A recent Colorado lawsuit has sparked controversy over religious expression in public schools. Chase Windebank, a Colorado Springs high school student, is suing his school district for what he deemed a violation of his First and Fourteenth Amendment rights.
Though the lawsuit – still in its infancy – has already generated intense debate, the topic isn’t new; the issue of free speech in schools has been battled out for decades in courts. Since the landmark Tinker v. Des Moines (1965) case, which ruled in favor of student rights when it claimed that neither “students [nor] teachers shed their constitutional rights…at the schoolhouse gate,” the Supreme Court and circuit courts have ruled erratically.  In Bethel School District v. Fraser (1986), Hazelwood v. Kuhlmeier (1988), and Morse v. Frederick (2007), the Supreme Court refined Tinker by adding parameters to student free speech. In B.H. v.
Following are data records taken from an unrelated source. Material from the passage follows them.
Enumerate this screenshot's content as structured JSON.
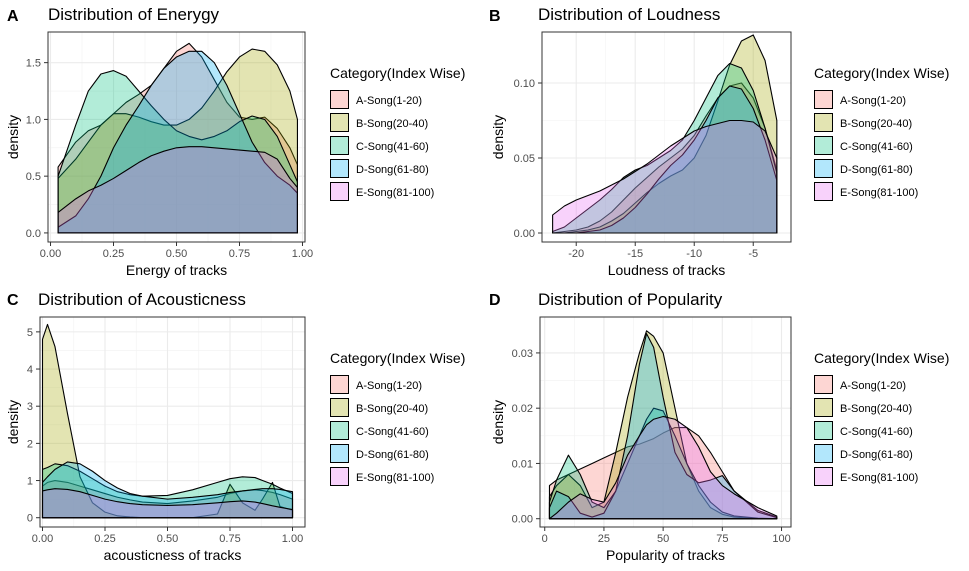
{
  "legend": {
    "title": "Category(Index Wise)",
    "items": [
      {
        "label": "A-Song(1-20)",
        "color": "#F8766D"
      },
      {
        "label": "B-Song(20-40)",
        "color": "#A3A500"
      },
      {
        "label": "C-Song(41-60)",
        "color": "#00BF7D"
      },
      {
        "label": "D-Song(61-80)",
        "color": "#00B0F6"
      },
      {
        "label": "E-Song(81-100)",
        "color": "#E76BF3"
      }
    ]
  },
  "chart_data": [
    {
      "panel": "A",
      "type": "area",
      "title": "Distribution of Enerygy",
      "xlabel": "Energy of tracks",
      "ylabel": "density",
      "xlim": [
        -0.01,
        1.01
      ],
      "ylim": [
        -0.08,
        1.77
      ],
      "xticks": [
        0.0,
        0.25,
        0.5,
        0.75,
        1.0
      ],
      "xtick_labels": [
        "0.00",
        "0.25",
        "0.50",
        "0.75",
        "1.00"
      ],
      "yticks": [
        0.0,
        0.5,
        1.0,
        1.5
      ],
      "ytick_labels": [
        "0.0",
        "0.5",
        "1.0",
        "1.5"
      ],
      "x": [
        0.03,
        0.1,
        0.15,
        0.2,
        0.25,
        0.3,
        0.35,
        0.4,
        0.45,
        0.5,
        0.55,
        0.6,
        0.65,
        0.7,
        0.75,
        0.8,
        0.85,
        0.9,
        0.95,
        0.98
      ],
      "series": [
        {
          "name": "A-Song(1-20)",
          "values": [
            0.58,
            0.8,
            0.9,
            0.95,
            1.05,
            1.15,
            1.22,
            1.3,
            1.45,
            1.6,
            1.67,
            1.55,
            1.35,
            1.15,
            1.02,
            1.0,
            1.02,
            0.92,
            0.75,
            0.6
          ]
        },
        {
          "name": "B-Song(20-40)",
          "values": [
            0.48,
            0.65,
            0.8,
            0.95,
            1.05,
            1.05,
            1.02,
            0.98,
            0.95,
            0.95,
            1.0,
            1.1,
            1.25,
            1.42,
            1.55,
            1.62,
            1.6,
            1.48,
            1.25,
            1.0
          ]
        },
        {
          "name": "C-Song(41-60)",
          "values": [
            0.5,
            0.95,
            1.25,
            1.4,
            1.43,
            1.38,
            1.25,
            1.12,
            1.0,
            0.9,
            0.85,
            0.82,
            0.85,
            0.9,
            0.98,
            1.03,
            1.0,
            0.85,
            0.6,
            0.45
          ]
        },
        {
          "name": "D-Song(61-80)",
          "values": [
            0.05,
            0.15,
            0.3,
            0.5,
            0.75,
            0.95,
            1.12,
            1.3,
            1.45,
            1.55,
            1.6,
            1.6,
            1.5,
            1.3,
            1.05,
            0.8,
            0.62,
            0.5,
            0.42,
            0.35
          ]
        },
        {
          "name": "E-Song(81-100)",
          "values": [
            0.18,
            0.3,
            0.37,
            0.42,
            0.48,
            0.55,
            0.62,
            0.68,
            0.72,
            0.75,
            0.76,
            0.76,
            0.75,
            0.74,
            0.73,
            0.72,
            0.71,
            0.65,
            0.48,
            0.4
          ]
        }
      ]
    },
    {
      "panel": "B",
      "type": "area",
      "title": "Distribution of Loudness",
      "xlabel": "Loudness of tracks",
      "ylabel": "density",
      "xlim": [
        -22.9,
        -1.8
      ],
      "ylim": [
        -0.006,
        0.134
      ],
      "xticks": [
        -20,
        -15,
        -10,
        -5
      ],
      "xtick_labels": [
        "-20",
        "-15",
        "-10",
        "-5"
      ],
      "yticks": [
        0.0,
        0.05,
        0.1
      ],
      "ytick_labels": [
        "0.00",
        "0.05",
        "0.10"
      ],
      "x": [
        -22,
        -21,
        -20,
        -19,
        -18,
        -17,
        -16,
        -15,
        -14,
        -13,
        -12,
        -11,
        -10,
        -9,
        -8,
        -7,
        -6,
        -5,
        -4,
        -3
      ],
      "series": [
        {
          "name": "A-Song(1-20)",
          "values": [
            0.0,
            0.001,
            0.002,
            0.004,
            0.008,
            0.014,
            0.022,
            0.03,
            0.037,
            0.044,
            0.05,
            0.056,
            0.065,
            0.078,
            0.09,
            0.098,
            0.1,
            0.09,
            0.07,
            0.042
          ]
        },
        {
          "name": "B-Song(20-40)",
          "values": [
            0.0,
            0.0,
            0.001,
            0.002,
            0.004,
            0.008,
            0.013,
            0.02,
            0.027,
            0.033,
            0.038,
            0.042,
            0.05,
            0.065,
            0.088,
            0.112,
            0.128,
            0.132,
            0.115,
            0.075
          ]
        },
        {
          "name": "C-Song(41-60)",
          "values": [
            0.001,
            0.004,
            0.01,
            0.016,
            0.022,
            0.029,
            0.037,
            0.042,
            0.045,
            0.05,
            0.055,
            0.062,
            0.075,
            0.09,
            0.105,
            0.113,
            0.11,
            0.095,
            0.07,
            0.04
          ]
        },
        {
          "name": "D-Song(61-80)",
          "values": [
            0.0,
            0.0,
            0.0,
            0.001,
            0.002,
            0.005,
            0.01,
            0.017,
            0.026,
            0.036,
            0.045,
            0.052,
            0.062,
            0.075,
            0.09,
            0.098,
            0.096,
            0.083,
            0.062,
            0.035
          ]
        },
        {
          "name": "E-Song(81-100)",
          "values": [
            0.012,
            0.018,
            0.022,
            0.025,
            0.028,
            0.032,
            0.036,
            0.041,
            0.046,
            0.052,
            0.058,
            0.063,
            0.068,
            0.071,
            0.073,
            0.075,
            0.075,
            0.074,
            0.068,
            0.05
          ]
        }
      ]
    },
    {
      "panel": "C",
      "type": "area",
      "title": "Distribution of Acousticness",
      "xlabel": "acousticness of tracks",
      "ylabel": "density",
      "xlim": [
        -0.01,
        1.05
      ],
      "ylim": [
        -0.25,
        5.4
      ],
      "xticks": [
        0.0,
        0.25,
        0.5,
        0.75,
        1.0
      ],
      "xtick_labels": [
        "0.00",
        "0.25",
        "0.50",
        "0.75",
        "1.00"
      ],
      "yticks": [
        0,
        1,
        2,
        3,
        4,
        5
      ],
      "ytick_labels": [
        "0",
        "1",
        "2",
        "3",
        "4",
        "5"
      ],
      "x": [
        0.0,
        0.02,
        0.05,
        0.1,
        0.15,
        0.2,
        0.25,
        0.3,
        0.35,
        0.4,
        0.5,
        0.6,
        0.7,
        0.75,
        0.8,
        0.85,
        0.88,
        0.92,
        0.95,
        1.0
      ],
      "series": [
        {
          "name": "A-Song(1-20)",
          "values": [
            0.85,
            0.95,
            1.0,
            0.95,
            0.85,
            0.75,
            0.65,
            0.55,
            0.48,
            0.42,
            0.38,
            0.45,
            0.55,
            0.65,
            0.72,
            0.75,
            0.73,
            0.68,
            0.62,
            0.5
          ]
        },
        {
          "name": "B-Song(20-40)",
          "values": [
            4.8,
            5.2,
            4.6,
            2.8,
            1.1,
            0.4,
            0.15,
            0.05,
            0.02,
            0.0,
            0.0,
            0.0,
            0.1,
            0.9,
            0.4,
            0.2,
            0.5,
            0.95,
            0.3,
            0.2
          ]
        },
        {
          "name": "C-Song(41-60)",
          "values": [
            1.3,
            1.35,
            1.45,
            1.4,
            1.25,
            1.05,
            0.85,
            0.7,
            0.62,
            0.58,
            0.6,
            0.75,
            0.95,
            1.05,
            1.1,
            1.08,
            1.0,
            0.9,
            0.8,
            0.65
          ]
        },
        {
          "name": "D-Song(61-80)",
          "values": [
            0.95,
            1.1,
            1.3,
            1.5,
            1.45,
            1.25,
            1.0,
            0.8,
            0.65,
            0.58,
            0.5,
            0.55,
            0.62,
            0.68,
            0.72,
            0.76,
            0.78,
            0.78,
            0.76,
            0.7
          ]
        },
        {
          "name": "E-Song(81-100)",
          "values": [
            0.72,
            0.75,
            0.78,
            0.76,
            0.7,
            0.6,
            0.5,
            0.43,
            0.38,
            0.35,
            0.33,
            0.35,
            0.4,
            0.43,
            0.45,
            0.42,
            0.38,
            0.32,
            0.28,
            0.22
          ]
        }
      ]
    },
    {
      "panel": "D",
      "type": "area",
      "title": "Distribution of Popularity",
      "xlabel": "Popularity of tracks",
      "ylabel": "density",
      "xlim": [
        -2,
        104
      ],
      "ylim": [
        -0.0015,
        0.0365
      ],
      "xticks": [
        0,
        25,
        50,
        75,
        100
      ],
      "xtick_labels": [
        "0",
        "25",
        "50",
        "75",
        "100"
      ],
      "yticks": [
        0.0,
        0.01,
        0.02,
        0.03
      ],
      "ytick_labels": [
        "0.00",
        "0.01",
        "0.02",
        "0.03"
      ],
      "x": [
        2,
        5,
        10,
        15,
        20,
        25,
        30,
        35,
        40,
        43,
        46,
        50,
        55,
        60,
        65,
        70,
        75,
        80,
        90,
        98
      ],
      "series": [
        {
          "name": "A-Song(1-20)",
          "values": [
            0.006,
            0.007,
            0.008,
            0.009,
            0.01,
            0.011,
            0.012,
            0.013,
            0.0135,
            0.014,
            0.0145,
            0.0155,
            0.0165,
            0.0165,
            0.015,
            0.012,
            0.0085,
            0.005,
            0.0015,
            0.0003
          ]
        },
        {
          "name": "B-Song(20-40)",
          "values": [
            0.004,
            0.006,
            0.008,
            0.006,
            0.002,
            0.003,
            0.012,
            0.022,
            0.03,
            0.034,
            0.033,
            0.03,
            0.02,
            0.01,
            0.005,
            0.002,
            0.0008,
            0.0003,
            0.0,
            0.0
          ]
        },
        {
          "name": "C-Song(41-60)",
          "values": [
            0.003,
            0.007,
            0.0115,
            0.008,
            0.003,
            0.002,
            0.005,
            0.01,
            0.015,
            0.018,
            0.02,
            0.0195,
            0.015,
            0.01,
            0.006,
            0.003,
            0.0012,
            0.0005,
            0.0001,
            0.0
          ]
        },
        {
          "name": "D-Song(61-80)",
          "values": [
            0.002,
            0.005,
            0.004,
            0.001,
            0.0003,
            0.001,
            0.005,
            0.015,
            0.028,
            0.0335,
            0.031,
            0.022,
            0.012,
            0.008,
            0.0065,
            0.007,
            0.0078,
            0.005,
            0.0012,
            0.0002
          ]
        },
        {
          "name": "E-Song(81-100)",
          "values": [
            0.0,
            0.001,
            0.003,
            0.0045,
            0.0035,
            0.003,
            0.0065,
            0.0115,
            0.015,
            0.017,
            0.018,
            0.0185,
            0.018,
            0.0165,
            0.013,
            0.0085,
            0.006,
            0.0045,
            0.002,
            0.0005
          ]
        }
      ]
    }
  ]
}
Easton Area School District (2014), however, the US Court of Appeals for the Ninth Circuit reversed this decades-long trend by upholding the rights of students to wear controversial breast cancer bracelets; the Supreme Court rejected the School District’s appeal, solidifying the stance taken by the lower court.  Now, only a little more than a year after B.H. v. Easton, the Windebank lawsuit promises to stir things up again.